2 JANUARY 1959, Page 36

THE NEW MONETARY LOOK

By NICHOLAS DAVENPORT

The position in Paris before Christmas was so fantastic—so it seemed to me on a brief visit—that one felt certain that either farce or tragedy was bound to be enacted. But which? The negotiations over a free trade area, which had broken down, had been left to French officials who were not at the centre of power. They were madly insisting that France, who had broken all the OEEC rules for trade liberalisation, could really start up the Common Market of the Six and discriminate against the trade of the outside Eleven ! It was plain that unless she pulled herself together France was incapable of _being even a member of the Common Market. It was an hour of decision and the General accepted it without flinching—though that cannot be said of some of his Ministers. He told his people over the radio to face the truth. 'I have taken the decision to put our affairs in order—reellement et profondetnent:

So the franc has been devalued by 171 per cent. and made convertible for foreign holders, taxes are to be increased, subsidies abolished, the budget deficit reduced by half and trade with all members of the OEEC liberalised up to 90 per cent. It was certainly a hard decision to take—the rise in the cost of public services (railways, gas, electricity, etc.) will cause real hardship—but it enables France to take her place in the drive for a Euro- pean trade recovery, it removes the threat of

immediate discrimination against the eleven out- side members of the OEEC, and it paves the way for a working arrangement between the free-trade eleven and the cartel-minded six. But whether it will stop the French inflation is very dubious. The budget deficit is still—after the cut—about 600,000 million francs and as long as the Algerian war goes on the economic recovery will be put off. At the moment there is a sizeable trade recession.

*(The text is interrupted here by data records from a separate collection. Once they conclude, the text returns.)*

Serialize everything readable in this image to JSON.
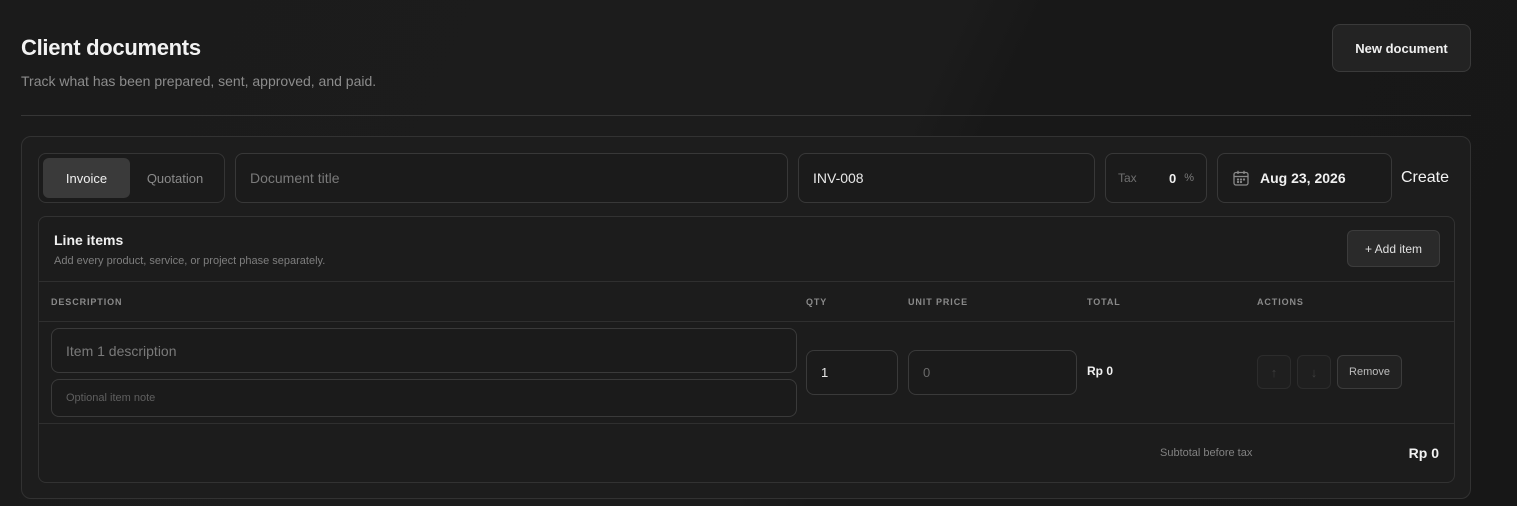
{
  "header": {
    "title": "Client documents",
    "subtitle": "Track what has been prepared, sent, approved, and paid.",
    "new_document_label": "New document"
  },
  "form": {
    "doc_types": [
      {
        "label": "Invoice",
        "selected": true
      },
      {
        "label": "Quotation",
        "selected": false
      }
    ],
    "title_placeholder": "Document title",
    "document_number": "INV-008",
    "tax": {
      "label": "Tax",
      "value": "0",
      "unit": "%"
    },
    "date": {
      "icon": "calendar-icon",
      "value": "Aug 23, 2026"
    },
    "create_label": "Create"
  },
  "line_items": {
    "title": "Line items",
    "subtitle": "Add every product, service, or project phase separately.",
    "add_item_label": "+ Add item",
    "columns": [
      "DESCRIPTION",
      "QTY",
      "UNIT PRICE",
      "TOTAL",
      "ACTIONS"
    ],
    "rows": [
      {
        "description_placeholder": "Item 1 description",
        "note_placeholder": "Optional item note",
        "qty": "1",
        "unit_price_placeholder": "0",
        "total": "Rp 0",
        "move_up_glyph": "↑",
        "move_down_glyph": "↓",
        "remove_label": "Remove"
      }
    ],
    "subtotal_label": "Subtotal before tax",
    "subtotal_value": "Rp 0"
  },
  "colors": {
    "background": "#1a1a1a",
    "card": "#1d1d1d",
    "border": "#323232",
    "active_segment": "#3a3a3a"
  }
}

Nine other European countries besides France are making their currencies convertible for foreign holders and it was clearly impossible for Great Britain to stand aside. The OEEC is preserved but the European Payments Union is abolished. This was already provided for in the European Mone- tary Agreement of 1955, which takes effect as soon as member currencies have been made convertible. I cannot, therefore, see how the Labour Party can now make any protest. One can regret the passing of EPU, as I do, but no more. Under the EPU rules differences were met at monthly settlements in gold and dollars but only up to 75 per cent., the balance being held as credit or debit. Obviously one could not allow debtor countries, now con- vertibility has come, to obtain dollars on the 25 per cent. credit basis at the expense of the gold and dollar reserves of creditor countries. The European Monetary Agreement, which now takes the place of EPU, provides for monthly settle- ments, but only on 100 per cent. gold and dollar terms. The payments will be made not at the middle point of the exchange rates as under EPU, but at 'the declared margins,' indicating that settle- ment will in fact be made through the ordinary exchange markets, not through the EPA. A Euro- pean Fund is to be set up with a capital of $600 million to provide members with short-term credits, but unlike EPU these credits will not be extended automatically but only at the discre- tion of the OEEC to help members in temporary balance of payments difficulties. Incidentally, large credits are being made available to France to help her carry through her economic reforms. This is being done through the Bank for International Settlements and the German contribution to the credit is to be £211 million. It may be regretted that the EPU system of credits has passed away but the new EPA agree- ment comes into force when the International Monetary Fund has agreed to raise members'

quotas by 50 per cent., which will increase the Fund's resources by $5,100 million, of which $2,300 million will be in gold and dollars. At the moment its uncommitted resources were only $1,500 million. The new EPA organisation is a branch of the OEEC and it will receive the sup- port of the IMF. It is not, therefore, expected that the European economy will be shorter of credit than it was under EPU. In fact, it is obvious that a big international effort is to be made to finance an expansion of European and world. trade. The threat of a world recession was serious enough.

Having put the best interpretation I can upon

the secret moves behind the official scenes I will now express the fears which may be causing Mr. Gaitskell to lose some sleep. First, if France does pull her economy together and get recovery going, she is still capable of steering the Common Market towards the cartelism she favours. She is still capable of splitting Europe into two rival economic camps, forcing the six to discriminate against the eleven. She is still scared of British industrial competition under free trade —German competition she will accept for the larger political gains—and she is still resentful of recent British criticism. If the OEEC liberalism is for the moment preserved, it is still in jeopardy. All we can do, it seems, is to wait and see. If discrimination does emerge, we must preserve our freedom of action—and retaliation.

Secondly, for external purposes we are back on a gold standard (which, personally, I deplore) and we are exposing ourselves to the economic risks which this standard entails. If sterling falls in the exchange market, foreigners can now draw

(Continued on page 26)

on our gold and dollars as of right and the Government will either have to reimpose import controls or pursue an internal deflationary policy (as in September, 1957), which will necessarily cause unemployment and slump. Mr. Thorney- croft showed that he preferred the latter of the two alternatives. No wonder the Labour Party is a little frightened.